Trading is a negative sum game, relative to a benchmark.
The Fundamental Truth of Trading is definitionally true for trading futures.
The benchmark for futures trading is zero. For someone to make money, someone else has to lose money. This would be a classic example of a zero sum game. Trading futures is a negative sum game because of all the transactions costs. If there were no transactions costs, and you added up the money made and lost trading futures by all participants, the sum would be zero. My estimate is that there are over 3x as many losers as winners in futures trading, because of transactions costs. Think about that… at least three out of four people trading futures are probably losing money. A quick Google search would lead you to many sources citing less than 1 in 10 being able to be “successful” trading futures. I don’t want to get into the details of such estimates – just know that the odds are not in your favor.
The Fundamental Truth of Trading is also true when trading stocks or bonds.

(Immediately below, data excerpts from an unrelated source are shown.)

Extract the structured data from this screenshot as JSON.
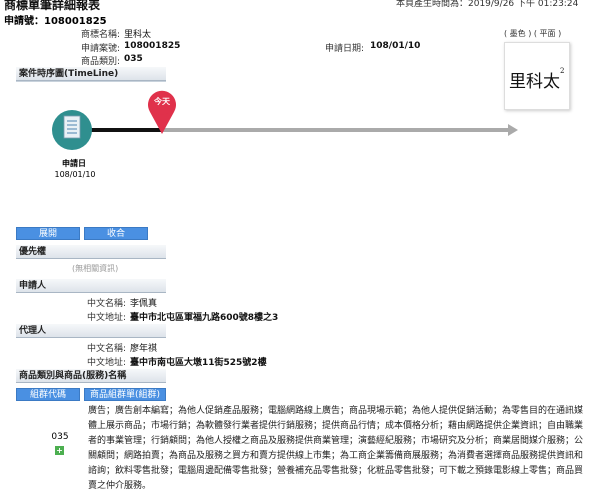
{
  "header": {
    "title": "商標單筆詳細報表",
    "generated": "本頁產生時間為：2019/9/26 下午 01:23:24",
    "app_no_label": "申請號：",
    "app_no": "108001825"
  },
  "mark_info": {
    "name_label": "商標名稱:",
    "name": "里科太",
    "case_label": "申請案號:",
    "case": "108001825",
    "class_label": "商品類別:",
    "class_value": "035",
    "date_label": "申請日期:",
    "date": "108/01/10"
  },
  "mark_image": {
    "tags": "( 墨色 ) ( 平面 )",
    "text": "里科太",
    "sup": "2"
  },
  "timeline": {
    "section_label": "案件時序圖(TimeLine)",
    "today_label": "今天",
    "event_label": "申請日",
    "event_date": "108/01/10",
    "accent": "#e0314b"
  },
  "buttons": {
    "expand": "展開",
    "collapse": "收合"
  },
  "priority": {
    "label": "優先權",
    "empty": "(無相關資訊)"
  },
  "applicant": {
    "label": "申請人",
    "name_label": "中文名稱:",
    "name": "李佩真",
    "addr_label": "中文地址:",
    "addr": "臺中市北屯區軍福九路600號8樓之3"
  },
  "agent": {
    "label": "代理人",
    "name_label": "中文名稱:",
    "name": "廖年祺",
    "addr_label": "中文地址:",
    "addr": "臺中市南屯區大墩11街525號2樓"
  },
  "goods": {
    "label": "商品類別與商品(服務)名稱",
    "group_code_btn": "組群代碼",
    "group_list_btn": "商品組群單(組群)",
    "class_no": "035",
    "description": "廣告；廣告創本編寫；為他人促銷產品服務；電腦網路線上廣告；商品現場示範；為他人提供促銷活動；為零售目的在通訊媒體上展示商品；市場行銷；為軟體發行業者提供行銷服務；提供商品行情；成本價格分析；藉由網路提供企業資訊；自由職業者的事業管理；行銷顧問；為他人授權之商品及服務提供商業管理；演藝經紀服務；市場研究及分析；商業居間媒介服務；公關顧問；網路拍賣；為商品及服務之買方和賣方提供線上市集；為工商企業籌備商展服務；為消費者選擇商品服務提供資訊和諮詢；飲料零售批發；電腦周邊配備零售批發；營養補充品零售批發；化粧品零售批發；可下載之預錄電影線上零售；商品買賣之仲介服務。"
  }
}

The benchmark for these investments are not zero, but some ex post function market performance. If you assume stocks rise over time and you earn carry on bonds, then these investments could be considered more attractive than futures, since the benchmark could be positive. However, it is still the case that for you to beat the relevant market benchmark, you need someone to underperform the benchmark. This will also be a negative sum game (relative to the benchmark) because of transactions costs. My estimate again is that over 3x as many traders in these investments also underperform their benchmark. As one example, according to a Money article, 89% of active large-cap fund managers underperformed their benchmark over the past 5 years, and 82% underperformed over the past 10 years. These are supposed to be the pros!
Why do so many people actively trade?
Well, it’s obviously because they are all part of the less than “1 in 4” that succeed in beating their benchmarks! Obviously! There is something called “illusory superiority.” Here are some examples:
- 93% of US drivers think they are in the top 50% of drivers.
- 90% of the faculty at the University of Nebraska (presumably smart folks) rated themselves as “above average.”
- 87% of Stanford MBA students rated their academic performance as above the median.
Since it is not possible for more than 50% to do better than the median, there are obviously many people out there with very poor judgement. Are you one of them? For the majority of people, they are going to be much better off just investing in a benchmark fund. There is no shame in making the sound decision to passively invest. This is especially true when you consider that you need to do much better than the benchmark, to make up for all the time and expense you will be spending actively managing your money. All other things being equal, you might as well just invest in the benchmarks, and do something more productive and fun.
The bottom line
The point of this is not to make you feel bad. I just want you to get a fresh perspective on the negative sum trading game you choose to be in. Because only when you have that perspective can you make the big strategic decisions that are going to help you become successful. Most people think trading is all about deciding what to buy and sell. It is, on a micro level. But before you get there, you need to first think about some of the bigger strategic considerations that are going to allow you to become successful in the negative sum game where most are mathematically going to fail. Consistent success is a very attainable goal. This Philosophy of Trading section attempts to get you started that journey.